Threshold 4  2014  Fused and coldworked glass on stainless steel  19.5” H  x 23.5”W  x  1.5” D  (6 glass panels .5” D on steel mounting brackets .75 D)  Photo: Nick Saraco
Threshold 4 2014 Fused and coldworked glass on stainless steel 19.5” H x 23.5”W x 1.5” D (6 glass panels .5” D on steel mounting brackets .75 D) Photo: Nick Saraco

 

By Kurt Shaw
Saturday, Dec. 13, 2014, 8:30 p.m.

Featuring works on the cutting edge of kiln-formed glass, “Emerge/Evolve,” is the first exhibit at the Pittsburgh Glass Center dedicated solely to this technique.

Kiln-formed glass objects are made with glass that has been tested to be compatible for fusing when heated in a kiln.

The works on display are by 11 artists from around the world and were selected from current and past exhibitors in “Emerge 2014,” Bullseye Glass Co.’s eighth biennial kiln-glass exhibition for emerging artists. Based in Portland, Ore., Bullseye manufactures clear and colored billets used for glass casting.

The works are ambitious, to say the least.

For example, visitors will be immediately struck by Kate Clements’ untitled wall installation, which is an assemblage of more than 40 separate lace-like parts that can be reconfigured to the size and space in which it is installed.

“It was the most challenging work in the exhibition to install,” says glass-center marketing director Paige Ilkhanipour.

Each panel is composed of fused glass frit, or granules, and is extremely thin and delicate in many areas. While the pieces are quite stable as a whole, the utmost care had to be taken to handle each piece with two hands at all times.

Clements says the Amber Room and the front gate at the Catherine Palace in St. Petersburg, Russia, were the inspiration for the decorative nature of the piece. It takes the architecture of the palace and translates it into a glass wall or barrier as a stand-in for the real thing.

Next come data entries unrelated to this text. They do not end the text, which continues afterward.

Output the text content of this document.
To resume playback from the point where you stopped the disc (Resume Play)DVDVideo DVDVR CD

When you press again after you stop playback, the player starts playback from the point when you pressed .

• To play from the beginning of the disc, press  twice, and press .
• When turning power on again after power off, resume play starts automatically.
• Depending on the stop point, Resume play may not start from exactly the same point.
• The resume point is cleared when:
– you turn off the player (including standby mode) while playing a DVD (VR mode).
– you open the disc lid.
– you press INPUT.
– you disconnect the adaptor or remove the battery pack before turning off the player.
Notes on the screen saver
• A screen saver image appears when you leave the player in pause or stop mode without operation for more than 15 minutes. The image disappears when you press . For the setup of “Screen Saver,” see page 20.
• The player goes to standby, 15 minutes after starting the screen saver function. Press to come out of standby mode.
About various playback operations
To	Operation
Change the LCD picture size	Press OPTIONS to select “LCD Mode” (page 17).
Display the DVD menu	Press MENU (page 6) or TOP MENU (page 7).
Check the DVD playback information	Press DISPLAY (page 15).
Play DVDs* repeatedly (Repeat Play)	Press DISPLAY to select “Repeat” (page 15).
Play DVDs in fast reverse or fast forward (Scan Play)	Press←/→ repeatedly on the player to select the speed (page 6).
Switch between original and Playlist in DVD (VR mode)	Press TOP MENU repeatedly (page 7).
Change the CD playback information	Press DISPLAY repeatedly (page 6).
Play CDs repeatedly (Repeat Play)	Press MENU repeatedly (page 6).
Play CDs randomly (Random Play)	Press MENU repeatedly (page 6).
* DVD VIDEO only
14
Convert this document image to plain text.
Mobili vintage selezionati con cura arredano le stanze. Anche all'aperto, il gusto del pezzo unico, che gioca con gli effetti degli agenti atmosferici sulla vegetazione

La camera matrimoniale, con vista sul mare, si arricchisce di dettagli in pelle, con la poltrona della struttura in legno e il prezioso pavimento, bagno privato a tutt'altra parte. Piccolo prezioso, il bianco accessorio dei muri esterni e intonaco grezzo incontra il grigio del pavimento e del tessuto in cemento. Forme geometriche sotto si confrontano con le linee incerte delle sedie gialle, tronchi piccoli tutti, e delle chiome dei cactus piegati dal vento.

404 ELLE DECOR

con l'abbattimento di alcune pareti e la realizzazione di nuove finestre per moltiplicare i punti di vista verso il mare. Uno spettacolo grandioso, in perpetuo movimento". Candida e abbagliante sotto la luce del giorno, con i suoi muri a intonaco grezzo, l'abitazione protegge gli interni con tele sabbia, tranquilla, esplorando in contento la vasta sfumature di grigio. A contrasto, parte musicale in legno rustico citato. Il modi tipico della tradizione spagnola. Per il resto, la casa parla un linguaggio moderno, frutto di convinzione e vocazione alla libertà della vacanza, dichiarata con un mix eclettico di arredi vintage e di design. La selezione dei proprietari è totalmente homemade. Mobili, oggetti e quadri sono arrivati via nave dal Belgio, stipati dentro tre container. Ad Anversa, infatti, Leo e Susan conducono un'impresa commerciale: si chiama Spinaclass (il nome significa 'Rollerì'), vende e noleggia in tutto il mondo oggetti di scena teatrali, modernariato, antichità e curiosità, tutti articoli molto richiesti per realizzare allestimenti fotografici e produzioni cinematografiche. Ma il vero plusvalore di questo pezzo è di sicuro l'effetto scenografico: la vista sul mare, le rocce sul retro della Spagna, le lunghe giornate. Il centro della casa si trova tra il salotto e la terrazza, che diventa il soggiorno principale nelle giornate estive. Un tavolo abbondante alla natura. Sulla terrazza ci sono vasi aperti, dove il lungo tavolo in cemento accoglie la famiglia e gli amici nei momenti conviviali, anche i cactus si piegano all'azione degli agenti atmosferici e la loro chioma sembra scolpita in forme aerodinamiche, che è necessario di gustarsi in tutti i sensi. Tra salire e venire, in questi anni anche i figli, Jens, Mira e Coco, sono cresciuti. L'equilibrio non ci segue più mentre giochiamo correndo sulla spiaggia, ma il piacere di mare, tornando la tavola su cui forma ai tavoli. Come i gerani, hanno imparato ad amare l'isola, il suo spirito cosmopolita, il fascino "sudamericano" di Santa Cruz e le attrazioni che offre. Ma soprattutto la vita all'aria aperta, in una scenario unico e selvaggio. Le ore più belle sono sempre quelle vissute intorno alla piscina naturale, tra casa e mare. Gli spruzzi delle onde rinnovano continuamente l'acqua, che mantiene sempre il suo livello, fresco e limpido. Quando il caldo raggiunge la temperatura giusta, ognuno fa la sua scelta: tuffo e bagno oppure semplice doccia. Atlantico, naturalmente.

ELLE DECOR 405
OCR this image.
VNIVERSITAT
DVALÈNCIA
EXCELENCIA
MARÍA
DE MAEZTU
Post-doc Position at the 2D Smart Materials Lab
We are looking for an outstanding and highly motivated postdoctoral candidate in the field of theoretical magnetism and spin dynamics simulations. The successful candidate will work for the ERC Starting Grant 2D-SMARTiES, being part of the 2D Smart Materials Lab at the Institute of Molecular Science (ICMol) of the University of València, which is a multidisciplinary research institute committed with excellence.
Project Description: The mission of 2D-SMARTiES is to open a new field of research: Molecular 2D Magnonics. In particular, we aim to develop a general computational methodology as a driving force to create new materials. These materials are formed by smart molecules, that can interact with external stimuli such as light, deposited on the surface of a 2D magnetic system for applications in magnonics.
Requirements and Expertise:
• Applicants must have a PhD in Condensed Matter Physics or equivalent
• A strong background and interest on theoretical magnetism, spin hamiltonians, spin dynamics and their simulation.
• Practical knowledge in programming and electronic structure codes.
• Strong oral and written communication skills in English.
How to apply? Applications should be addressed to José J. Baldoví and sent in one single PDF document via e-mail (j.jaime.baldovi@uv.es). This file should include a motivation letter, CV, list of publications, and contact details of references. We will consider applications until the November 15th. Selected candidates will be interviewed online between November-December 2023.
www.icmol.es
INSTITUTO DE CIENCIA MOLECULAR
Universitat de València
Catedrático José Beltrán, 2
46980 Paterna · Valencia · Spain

These imitations and absences act as a veil of protection that is, ultimately, removed when the viewer discovers that the materials are standing in for something else.

“The amber-colored glass can never be the lusciousness of real amber,” Clements says, “and it can’t transcend to being gold, either.”

In this way, the piece lures the viewer in but, ultimately, fails to be what it is attempting to be.

“I enjoy that the viewer of the work can’t tell that it is glass right away,” says Clements, who is in her final year of the master of fine arts in glass program at the Tyler School of Art in Philadelphia. “When they realize it’s glass, there is sort of an ‘ah ha’ moment that then can make the viewer uncomfortable in the sense that they are now close to a very large, yet fragile, object.”

Martie Negri of Mamaroneck, N.Y., displays a multipaneled, fractal-inspired piece, “Threshold 4,” which is made with the centuries-old millefiori technique, a glassworking technique that produces distinctive decorative patterns on glassware.

“This series of work, ‘Thresholds,’ grew quite naturally from my earlier work with millefiori, which means a thousand flowers,” says Negri, who began her career as a painter and textile designer. “My millefiori was inspired by impressionist painting and was somewhat representational.”

Negri says this new work has been enlarged and abstracted from those earlier forms.

“To me, the repeating patterns reminded me of tile work, or the arabesque of traditional tribal rugs, and my association to those forms was tiled entryways, a door opening to a new space, a foyer, an interior space which is welcoming,” she says.

We all look for patterns, Negri says, which arise from within ourselves to help us to make order of the chaos in our lives.

“I like to think with my hands; in doing so, I’ve discovered that, every so often, you find ordinary magic in everyday life,” she says.

Nathan Sandberg of Portland, Ore., says the works that he has on display at Pittsburgh Glass Center are in response to his constant observation of the manmade environment that surrounds us all.

“Many people choose nature, the pretty sunset, flowers, trees, (landscape) as their inspiration when creating,” Sandberg says. “I propose that there are many other manmade resources available.”

Thus, the accidental arrangements of color, texture and form that exist in all cities constantly inform his work.

“The buildings we build, the roads that get us from here to there, the cracks in the sidewalk are all worthy subjects to me,” he says. “They were never meant to be considered, just used, but I suggest otherwise.”

And so, pieces like “Paver 5,” which is a heavily textured block of kiln-formed glass, allude to many of the manmade works in our environment, which Sandberg contends are worth looking at and appreciating.

“I’m hoping that my works make people think of, and appreciate, the manmade world around them and that they may become more aware of their surroundings,” he says.